Instado a responder à questão sobre se a CPLP dispõe de orçamento que lhe permita criar uma estrutura que olhe para as oportunidades económicas oferecidas pelos seus Estados-membros, com a visão e ambição expressas pelo Presidente timorense, o secretário-executivo da organização, Zacarias da Costa, considerou a pergunta “realmente desafiante”.
“Estou à frente do secretariado-executivo, que vive das contribuições dos Estados. (…) Não somos nós que decidimos os grandes projetos dentro da nossa comunidade, são os próprios Estados-membros, através dos seus órgãos, dos chefes de Estado e de Governo”, afirmou o embaixador timorense, que assume atualmente a gestão executiva da CPLP.
Zacarias da Costa explicou, no entanto, que a organização não está “a pensar ainda na criação de bancos”, reconhecendo que a ideia de Ramos Horta de criação de um banco da CPLP, “já está há muito tempo em cima da mesa” .
O diplomata timorense “recordou” ainda que o último Conselho de Ministros da organização em Luanda, em julho de 2021, decidiu “criar um grupo de peritos para estudar mecanismos de financiamento, ou instrumentos de financiamento – que poderão ser através de um banco, ou através de outros instrumentos à disposição”.
“Mas isso é uma ideia que temos que amadurecer, aprofundar e depois ser aprovada nos órgãos próprios da Comunidade”, salvaguardou o embaixador, escusando-se a comentar “a que distância” a CPLP se encontra de um desígnio assim.
“Uma coisa é um ideal que cada Estado membro tem, a [sua] visão, os objetivos que tem, outra é o esforço, a vontade comum para se materialize, no contexto da própria Comunidade”, acrescentou Zacarias da Costa.
Em defesa do secretário-executivo, Ramos Horta reconheceu que a dimensão económica da organização é uma questão que deve ser discutida ao nível dos chefes de Estado e de governo dos Estados-membros, e que “já muitos têm feito discursos” sobre a mesma.

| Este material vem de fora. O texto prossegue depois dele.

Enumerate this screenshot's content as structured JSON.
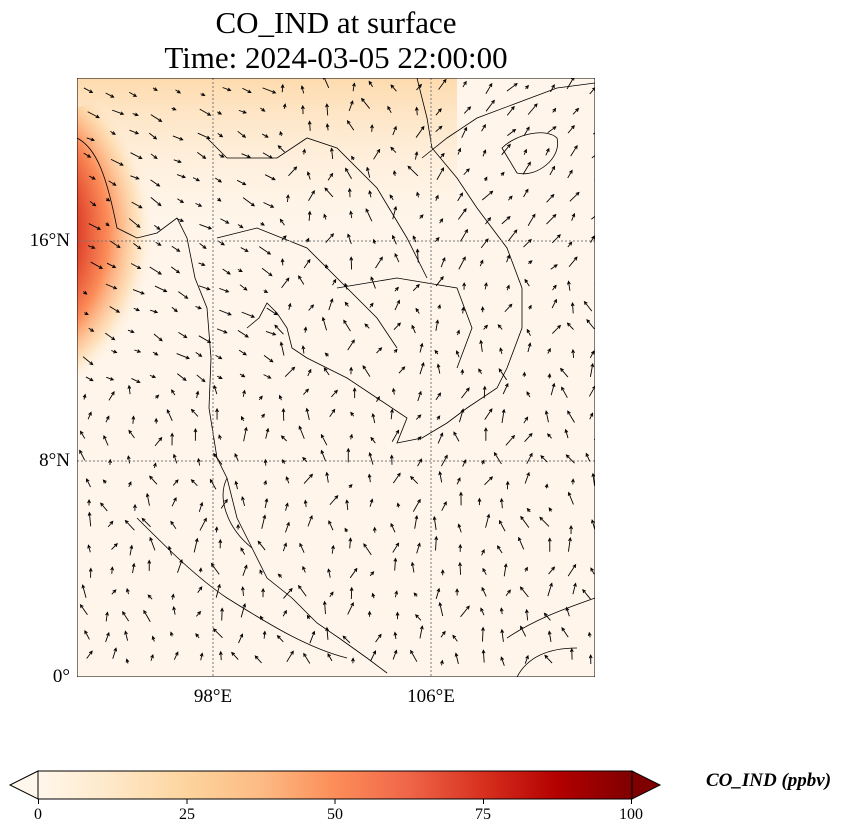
{
  "title": {
    "line1": "CO_IND at surface",
    "line2": "Time: 2024-03-05 22:00:00"
  },
  "map": {
    "extent": {
      "lon": [
        93,
        112
      ],
      "lat": [
        0,
        22
      ]
    },
    "lat_ticks": [
      {
        "value": 16,
        "label": "16°N"
      },
      {
        "value": 8,
        "label": "8°N"
      },
      {
        "value": 0,
        "label": "0°"
      }
    ],
    "lon_ticks": [
      {
        "value": 98,
        "label": "98°E"
      },
      {
        "value": 106,
        "label": "106°E"
      }
    ],
    "gridlines": "dotted"
  },
  "colorbar": {
    "label": "CO_IND (ppbv)",
    "range": [
      0,
      100
    ],
    "extend": "both",
    "ticks": [
      "0",
      "25",
      "50",
      "75",
      "100"
    ],
    "colormap": [
      "#fff7ec",
      "#fee8c8",
      "#fdd49e",
      "#fdbb84",
      "#fc8d59",
      "#ef6548",
      "#d7301f",
      "#b30000",
      "#7f0000"
    ]
  }
}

“Importante é, para começar, que cada um de nós, países-membros da CPLP, contribua mais generosamente para a tesouraria, para o orçamento do secretariado da CPLP, para dotar o secretariado de meios suficientes para se multiplicar em iniciativas criativas, como a digitalização, a inteligência artificial, o papel da cultura na CPLP”, afirmou, por outro lado, o chefe de Estado timorense.
“Sem que os jovens nos diferentes países da CPLP, nas pequenas cidades de Moçambique, de Timor ou do Brasil, vivam a CPLP, tenham curiosidade, a CPLP será apenas dos governantes”, acrescentou.
“Isso é muito importante, porque em muitas instituições multilaterais internacionais criamos muita burocracia e ficamos desconectados com o povo”, alertou ainda o Presidente timorense, apontando para o exemplo da União Europeia.
“A UE é um exemplo, e em outras [instituições multilaterais] corre-se o risco de a instituição não estar realmente a ser vivida pelos países ou povos que nós [governantes], supostamente estamos a representar”, acrescentou.
“Por isso digo, a componente cultural é muito importante. E hoje em dia muito mais fácil, devido aos media sociais, a toda a tecnologia de media, que reduz espaços grandes a uma salinha”.
“Para isso, precisamos de financiamento dos Estados-membros, se temos uma instituição, com o seu secretariado, que serve os Estados membros, tem que ter orçamento a sério”, concluiu.